El matiz llega justo después de que Pedro Sánchez, en la Cadena SER, cargara contra redes “asociadas tanto a Rusia como a Israel” y contra una “internacional ultraderechista” que, según dijo, usó bulos migratorios para atacar a España y a Europa. El presidente enlazó ese interés con las posiciones del Gobierno sobre Gaza y Ucrania. Es una lectura posible. Lo que no es, al menos de momento, es una prueba de autoría del estallido fronterizo.

Un portavoz de la diplomacia europea lo dejó en una frase seca: vieron intentos rusos de sacar rédito online; no tienen evidencia concluyente de que la crisis “en sí” naciera de esa desinformación. Y, cuando le preguntaron por Israel, eludieron responder. En política exterior, el silencio también manda un teletipo.

Hay un dato de calendario que ayuda a no mezclar el humo con el fuego. El 6 de agosto, la Comisión Europea ya había señalado canales —en particular rusos— que amplificaron Ceuta a partir del 30 de julio. El portavoz Guillaume Mercier situó esa actividad después del estallido y dijo que en los días previos no se detectó un patrón similar. Amplificar no es lo mismo que detonar. Quien confunde las dos cosas construye un enemigo cómodo y se ahorra la parte difícil: frontera, presión migratoria, capacidad de acogida y responsabilidad de Estado.

Moscú, como era previsible, ha pedido “hechos concretos”. La portavoz María Zajárova exige cifras, fechas y nombres antes de tomarse en serio ninguna acusación, y acusa a Madrid de ir primero a los micrófonos. El Kremlin ya había negado cualquier papel. Israel, por su lado, ha rechazado de plano la idea de una campaña de desinformación sobre Ceuta, en un clima diplomático ya envenenado por Gaza.

El Gobierno no se ha bajado del todo del escenario. La ministra portavoz, Elma Saiz, sostiene que hay “evidencias” e informes internos de Exteriores sobre amplificación en foros digitales de Rusia e Israel con voluntad de fracturar y polarizar.
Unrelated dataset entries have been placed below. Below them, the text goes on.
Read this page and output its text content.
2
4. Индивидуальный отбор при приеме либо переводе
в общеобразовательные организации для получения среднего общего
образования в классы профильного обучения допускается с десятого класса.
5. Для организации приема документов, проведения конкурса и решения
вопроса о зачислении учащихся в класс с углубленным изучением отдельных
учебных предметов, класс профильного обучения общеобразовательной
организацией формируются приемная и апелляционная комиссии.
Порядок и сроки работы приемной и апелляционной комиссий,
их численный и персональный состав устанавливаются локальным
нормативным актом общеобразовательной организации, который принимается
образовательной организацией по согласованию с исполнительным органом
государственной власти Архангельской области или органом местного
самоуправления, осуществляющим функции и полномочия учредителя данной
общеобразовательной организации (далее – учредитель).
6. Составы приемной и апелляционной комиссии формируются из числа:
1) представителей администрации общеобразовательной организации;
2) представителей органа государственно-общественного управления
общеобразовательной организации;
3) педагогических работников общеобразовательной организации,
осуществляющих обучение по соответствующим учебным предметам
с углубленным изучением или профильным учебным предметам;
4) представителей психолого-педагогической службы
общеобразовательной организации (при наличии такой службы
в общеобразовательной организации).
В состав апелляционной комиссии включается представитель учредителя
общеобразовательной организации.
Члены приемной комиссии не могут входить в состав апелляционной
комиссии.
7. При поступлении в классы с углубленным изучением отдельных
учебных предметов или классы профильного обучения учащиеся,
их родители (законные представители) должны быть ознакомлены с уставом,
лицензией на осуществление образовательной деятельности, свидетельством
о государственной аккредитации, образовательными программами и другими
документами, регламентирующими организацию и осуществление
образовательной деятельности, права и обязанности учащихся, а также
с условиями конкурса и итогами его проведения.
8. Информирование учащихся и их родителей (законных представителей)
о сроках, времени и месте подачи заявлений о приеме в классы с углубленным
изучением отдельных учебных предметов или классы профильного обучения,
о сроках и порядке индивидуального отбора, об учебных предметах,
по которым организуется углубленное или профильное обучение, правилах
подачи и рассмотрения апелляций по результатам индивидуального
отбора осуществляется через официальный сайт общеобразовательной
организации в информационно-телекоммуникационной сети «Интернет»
Eso puede ser cierto y, aun así, no cerrar la tesis fuerte: que una campaña extranjera provocara la entrada masiva. Una cosa es que la ultraderecha internacional y actores geopolíticos jueguen al firehose de basura digital. Otra es convertir esa basura en el interruptor de la frontera.
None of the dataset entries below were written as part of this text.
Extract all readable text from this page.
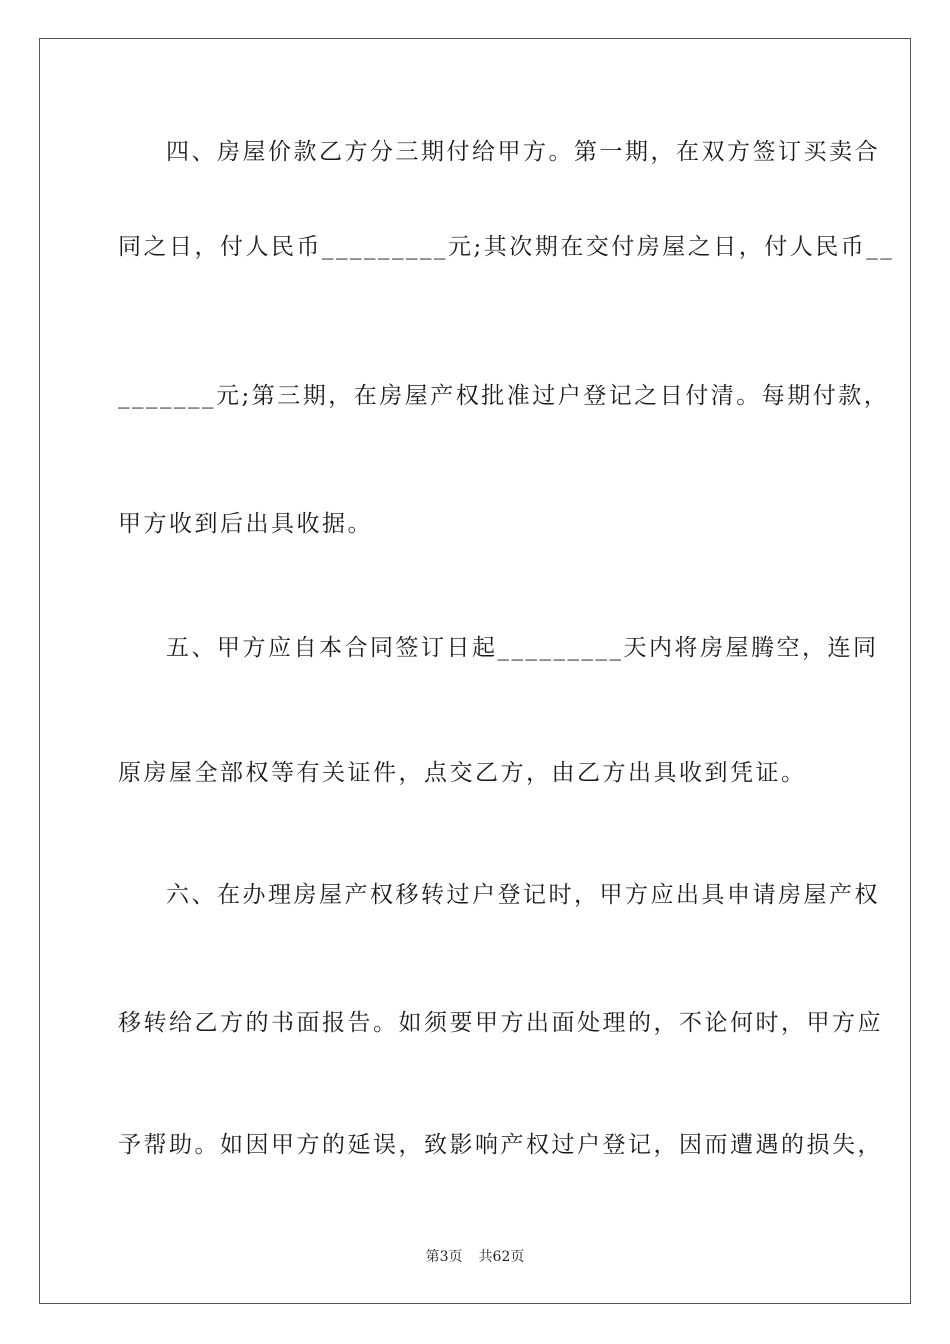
四、房屋价款乙方分三期付给甲方。第一期，在双方签订买卖合

同之日，付人民币_________元;其次期在交付房屋之日，付人民币__

_______元;第三期，在房屋产权批准过户登记之日付清。每期付款，

甲方收到后出具收据。

五、甲方应自本合同签订日起_________天内将房屋腾空，连同

原房屋全部权等有关证件，点交乙方，由乙方出具收到凭证。

六、在办理房屋产权移转过户登记时，甲方应出具申请房屋产权

移转给乙方的书面报告。如须要甲方出面处理的，不论何时，甲方应

予帮助。如因甲方的延误，致影响产权过户登记，因而遭遇的损失，

第3页 共62页
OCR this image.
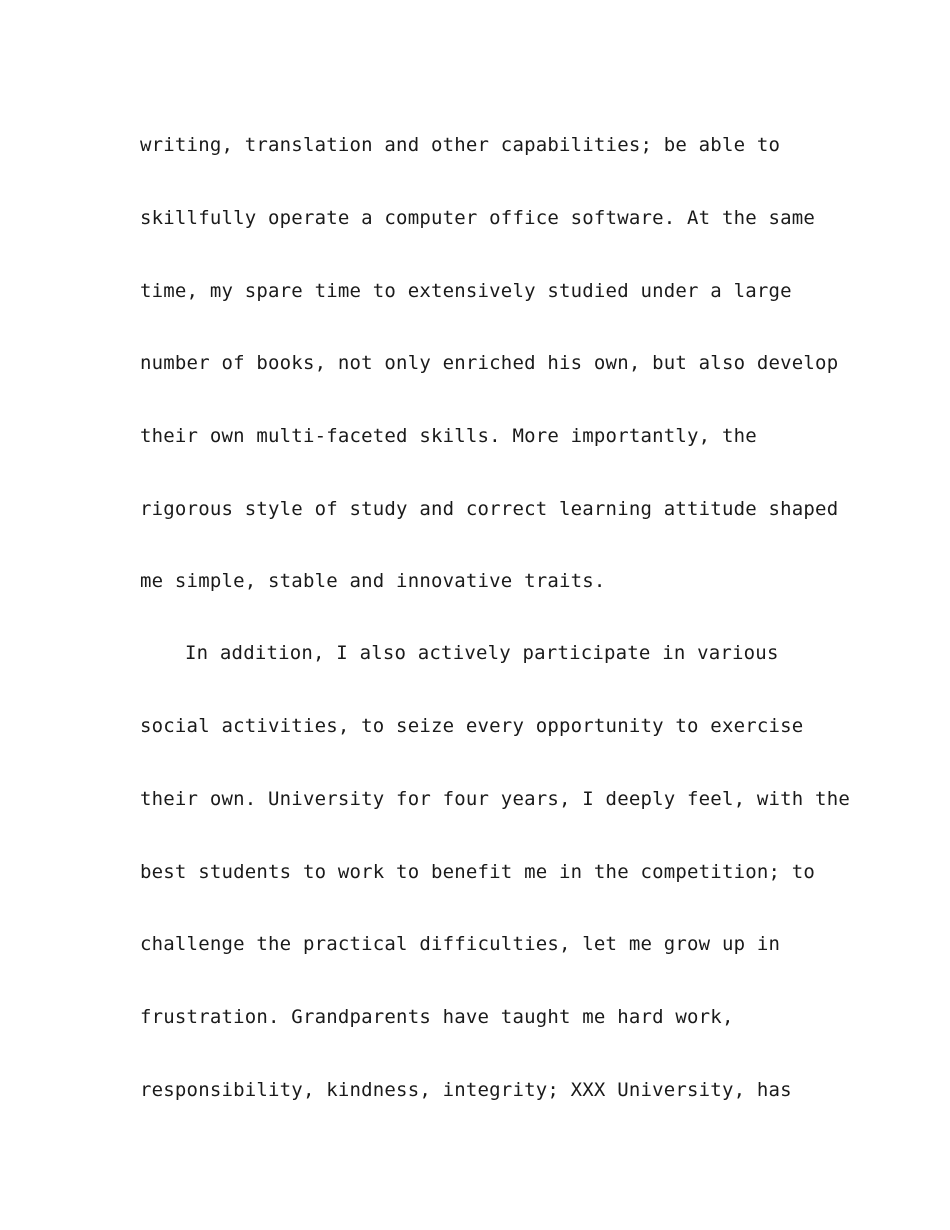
writing, translation and other capabilities; be able to
skillfully operate a computer office software. At the same
time, my spare time to extensively studied under a large
number of books, not only enriched his own, but also develop
their own multi-faceted skills. More importantly, the
rigorous style of study and correct learning attitude shaped
me simple, stable and innovative traits.
In addition, I also actively participate in various
social activities, to seize every opportunity to exercise
their own. University for four years, I deeply feel, with the
best students to work to benefit me in the competition; to
challenge the practical difficulties, let me grow up in
frustration. Grandparents have taught me hard work,
responsibility, kindness, integrity; XXX University, has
Desde la izquierda europea, el aviso útil no es “Rusia no existe”. El aviso útil es no entregar a la oposición un gol en propia puerta por inflar el relato. La migración es terreno sensible en todo el continente; el SEAE lo dice sin anestesia: hay actividad de desinformación pensada para alimentar divisiones. Combatirla exige transparencia, datos y cooperación europea, no un casting de villanos que luego Bruselas no respalda del todo.

Ceuta necesita refuerzos, juzgados, abogados de oficio, plazas de acogida y una política migratoria que no se escriba a golpe de entrevista. Si además hay redes que envenenan el debate, se investigan y se exponen con método. Lo que no se puede hacer es vender como detonador lo que, por ahora, la diplomacia europea describe como explotación posterior. Porque cuando el marco se pasa de frenada, el coste no lo paga solo Sánchez: lo pagan la credibilidad del Estado y la gente que vive la crisis sin hashtag.